11.08.2008 r.
Odnalazłem stary tomik wierszy Leopolda Staffa zatytułowany "Tęcza Łez i Krwi" oddany do druku wiosną 1917 roku. Wszystkie utwory zawarte w tej książce powstały w latach I Wojny Światowej. Wiele z tych wierszy nie zatraciły nic na aktualności, bo cierpienia wywołane wojnami są zawsze takie same... są straszne.
W składającym się z trzech części wierszu pod tytułem "Szkoła" - o szkole zamienionej na lazaret - Poeta pisze:
"...Bandyta-rycerz dotąd żyw,
Jak w średniowiecznej kniei,
Cywilizacja nasza zaś
To jeno Treuga Dei,
Wśród której wszak co pewien czas
Nie brak na łup nadziei.
Załatwić człek rachunki chce,
Jak rabuś w czarnym lesie,
Więc niech nie szuka na to nazw
W idei gdzieś bezkresie,
Lecz niech jak szczery mówi łotr
O krwawym interesie.
I czemu nie rzec tego wprost,
Lecz: naprzód Ras Różnice,
To znowu Wolność Ludów łgać,
Bój Krzyża z Półksiężycem -
A ludziom dobrej woli... mir
Z oszusta wieścić licem.
O Wojno, najpodlejsze zło
Zrodzone w bezrozumie,
Depcące, jak brutalny gniot,
Po ludzkich istot tłumie,
Podobnaś rodnym siostrom swym:
Trądowi, ospie, dżumie! " - i dalej, w trzeciej części ;
".... Ucz , szkoło, że się nazbyt słów
Podniosłych darmo traci.
Bo podstęp, chytrość, lisi chód
W praktyce więcej płaci,
A skryta zdrada, z krzywdy zysk
Ma miano dyplomacji. "
Tomik ten znajdzie się w depozycie Muzeum SGGW i będzie eksponowany na biurku rodzonego brata Poety a naszego pierwszego, po II Wojnie Światowej Rektora - Franciszka Staffa.
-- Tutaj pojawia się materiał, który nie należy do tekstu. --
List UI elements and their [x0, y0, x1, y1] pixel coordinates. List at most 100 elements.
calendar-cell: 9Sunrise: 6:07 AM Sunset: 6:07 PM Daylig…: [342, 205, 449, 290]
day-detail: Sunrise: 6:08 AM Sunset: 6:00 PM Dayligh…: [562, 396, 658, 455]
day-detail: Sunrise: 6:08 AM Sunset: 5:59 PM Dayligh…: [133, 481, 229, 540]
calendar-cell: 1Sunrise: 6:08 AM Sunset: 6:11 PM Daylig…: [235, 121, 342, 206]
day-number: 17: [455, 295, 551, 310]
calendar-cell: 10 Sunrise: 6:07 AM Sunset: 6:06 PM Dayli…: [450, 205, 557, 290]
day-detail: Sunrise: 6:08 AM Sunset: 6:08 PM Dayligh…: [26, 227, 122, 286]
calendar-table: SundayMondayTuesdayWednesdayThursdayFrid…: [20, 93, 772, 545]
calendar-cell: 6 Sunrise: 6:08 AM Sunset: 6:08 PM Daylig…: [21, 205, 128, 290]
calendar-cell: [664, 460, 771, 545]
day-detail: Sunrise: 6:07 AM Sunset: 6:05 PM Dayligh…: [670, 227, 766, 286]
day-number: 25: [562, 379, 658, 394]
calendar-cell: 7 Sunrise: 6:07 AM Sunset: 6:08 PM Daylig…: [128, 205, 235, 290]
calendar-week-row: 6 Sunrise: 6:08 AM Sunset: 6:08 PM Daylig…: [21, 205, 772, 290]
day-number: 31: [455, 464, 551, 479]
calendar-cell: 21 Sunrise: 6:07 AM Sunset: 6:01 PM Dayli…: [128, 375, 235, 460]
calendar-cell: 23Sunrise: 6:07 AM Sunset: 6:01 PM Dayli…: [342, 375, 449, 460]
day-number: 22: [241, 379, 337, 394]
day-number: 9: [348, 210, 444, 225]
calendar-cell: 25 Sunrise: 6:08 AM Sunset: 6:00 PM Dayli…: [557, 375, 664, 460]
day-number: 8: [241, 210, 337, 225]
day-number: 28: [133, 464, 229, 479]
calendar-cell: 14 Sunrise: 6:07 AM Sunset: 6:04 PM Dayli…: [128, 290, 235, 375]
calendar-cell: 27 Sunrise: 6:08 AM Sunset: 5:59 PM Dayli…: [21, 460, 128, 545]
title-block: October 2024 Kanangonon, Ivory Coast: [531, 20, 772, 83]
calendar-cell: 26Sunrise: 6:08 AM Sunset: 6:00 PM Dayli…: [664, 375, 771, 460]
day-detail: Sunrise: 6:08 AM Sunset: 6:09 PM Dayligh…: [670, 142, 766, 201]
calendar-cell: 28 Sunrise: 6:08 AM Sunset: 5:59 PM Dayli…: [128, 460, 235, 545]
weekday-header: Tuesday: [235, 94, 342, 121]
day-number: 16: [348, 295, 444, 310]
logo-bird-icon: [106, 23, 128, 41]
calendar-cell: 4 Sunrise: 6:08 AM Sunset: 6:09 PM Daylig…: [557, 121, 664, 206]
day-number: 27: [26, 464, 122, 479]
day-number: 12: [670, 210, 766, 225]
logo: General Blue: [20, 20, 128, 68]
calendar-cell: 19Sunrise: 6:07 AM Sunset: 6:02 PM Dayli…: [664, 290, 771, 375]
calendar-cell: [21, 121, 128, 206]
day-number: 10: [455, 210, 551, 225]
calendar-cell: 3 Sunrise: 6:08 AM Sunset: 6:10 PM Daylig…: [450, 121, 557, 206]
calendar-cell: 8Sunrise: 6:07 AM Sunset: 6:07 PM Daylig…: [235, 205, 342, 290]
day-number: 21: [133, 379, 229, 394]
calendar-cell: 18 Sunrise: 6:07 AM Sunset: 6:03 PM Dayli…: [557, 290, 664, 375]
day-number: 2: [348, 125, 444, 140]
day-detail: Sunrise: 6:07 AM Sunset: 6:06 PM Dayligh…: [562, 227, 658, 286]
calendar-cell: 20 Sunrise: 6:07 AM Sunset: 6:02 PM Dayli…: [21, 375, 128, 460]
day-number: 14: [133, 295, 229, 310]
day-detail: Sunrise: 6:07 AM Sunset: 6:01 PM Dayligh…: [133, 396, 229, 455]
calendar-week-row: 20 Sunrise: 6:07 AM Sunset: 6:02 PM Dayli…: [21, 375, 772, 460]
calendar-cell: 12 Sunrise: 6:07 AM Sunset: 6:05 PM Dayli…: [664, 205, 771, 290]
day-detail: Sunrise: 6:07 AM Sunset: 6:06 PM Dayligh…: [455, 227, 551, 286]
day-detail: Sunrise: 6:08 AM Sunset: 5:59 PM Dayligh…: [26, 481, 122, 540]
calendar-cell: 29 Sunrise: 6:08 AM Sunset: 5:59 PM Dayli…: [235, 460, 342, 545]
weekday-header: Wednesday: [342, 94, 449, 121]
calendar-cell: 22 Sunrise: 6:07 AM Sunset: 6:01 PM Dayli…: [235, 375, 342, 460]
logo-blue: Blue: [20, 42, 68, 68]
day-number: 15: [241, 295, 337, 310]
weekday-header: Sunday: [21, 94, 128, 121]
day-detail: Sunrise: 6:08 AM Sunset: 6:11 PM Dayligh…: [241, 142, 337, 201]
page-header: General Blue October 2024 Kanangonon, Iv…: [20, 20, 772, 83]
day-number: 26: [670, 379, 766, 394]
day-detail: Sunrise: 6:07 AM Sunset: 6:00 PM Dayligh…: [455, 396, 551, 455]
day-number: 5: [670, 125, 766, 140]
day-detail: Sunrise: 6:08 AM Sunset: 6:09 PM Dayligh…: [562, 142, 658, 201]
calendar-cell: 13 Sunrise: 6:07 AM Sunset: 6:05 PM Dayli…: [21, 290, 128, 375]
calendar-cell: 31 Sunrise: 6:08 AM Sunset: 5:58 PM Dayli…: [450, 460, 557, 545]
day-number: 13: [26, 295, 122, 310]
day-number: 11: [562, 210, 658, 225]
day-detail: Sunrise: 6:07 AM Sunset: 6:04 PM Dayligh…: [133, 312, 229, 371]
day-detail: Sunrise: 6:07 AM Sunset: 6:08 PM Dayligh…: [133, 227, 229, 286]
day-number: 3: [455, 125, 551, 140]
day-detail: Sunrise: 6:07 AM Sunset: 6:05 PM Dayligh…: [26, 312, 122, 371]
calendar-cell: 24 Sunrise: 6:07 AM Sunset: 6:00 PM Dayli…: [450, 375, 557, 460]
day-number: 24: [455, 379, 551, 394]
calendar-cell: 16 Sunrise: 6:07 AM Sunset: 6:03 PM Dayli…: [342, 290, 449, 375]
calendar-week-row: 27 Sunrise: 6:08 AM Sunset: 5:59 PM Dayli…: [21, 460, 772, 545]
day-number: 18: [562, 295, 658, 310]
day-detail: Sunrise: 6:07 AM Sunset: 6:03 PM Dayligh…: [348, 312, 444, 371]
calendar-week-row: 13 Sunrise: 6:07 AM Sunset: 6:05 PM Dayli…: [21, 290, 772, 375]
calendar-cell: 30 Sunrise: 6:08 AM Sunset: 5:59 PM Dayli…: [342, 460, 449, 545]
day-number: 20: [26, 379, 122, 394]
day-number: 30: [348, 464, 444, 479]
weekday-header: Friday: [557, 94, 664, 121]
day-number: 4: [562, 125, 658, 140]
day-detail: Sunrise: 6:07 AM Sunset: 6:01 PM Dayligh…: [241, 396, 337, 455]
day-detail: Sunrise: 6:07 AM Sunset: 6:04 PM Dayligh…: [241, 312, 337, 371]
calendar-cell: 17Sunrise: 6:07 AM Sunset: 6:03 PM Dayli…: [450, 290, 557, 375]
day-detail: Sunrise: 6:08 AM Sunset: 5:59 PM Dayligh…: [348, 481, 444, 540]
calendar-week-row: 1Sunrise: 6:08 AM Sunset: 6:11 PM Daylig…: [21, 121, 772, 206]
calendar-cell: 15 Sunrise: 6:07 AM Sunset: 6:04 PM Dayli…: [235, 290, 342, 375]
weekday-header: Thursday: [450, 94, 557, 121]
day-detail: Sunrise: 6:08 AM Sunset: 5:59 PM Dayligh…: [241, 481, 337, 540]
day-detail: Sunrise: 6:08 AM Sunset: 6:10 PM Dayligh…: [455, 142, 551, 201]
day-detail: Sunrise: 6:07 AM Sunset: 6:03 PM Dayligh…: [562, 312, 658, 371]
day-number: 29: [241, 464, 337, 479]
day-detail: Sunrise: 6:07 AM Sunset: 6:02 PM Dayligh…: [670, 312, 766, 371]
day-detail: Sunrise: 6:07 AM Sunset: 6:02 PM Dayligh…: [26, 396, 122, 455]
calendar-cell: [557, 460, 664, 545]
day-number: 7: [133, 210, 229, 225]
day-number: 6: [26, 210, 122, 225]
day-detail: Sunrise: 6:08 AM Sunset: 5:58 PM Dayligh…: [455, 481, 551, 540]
Poezja Leopolda Staffa jest niezwykle obfita i różnorodna. Ja, ilekroć jadę na Mazury do swojego domku, to wchodząc, zatrzymuje wzrok na czterowierszu wiszącym na ścianie ;
... " Chociaż się wszystko wiecznie zmienia,
I chwila chwili nie pamięta,
Zawsze w jeziorach na przemiany
Kąpią się gwiazdy i dziewczęta ..."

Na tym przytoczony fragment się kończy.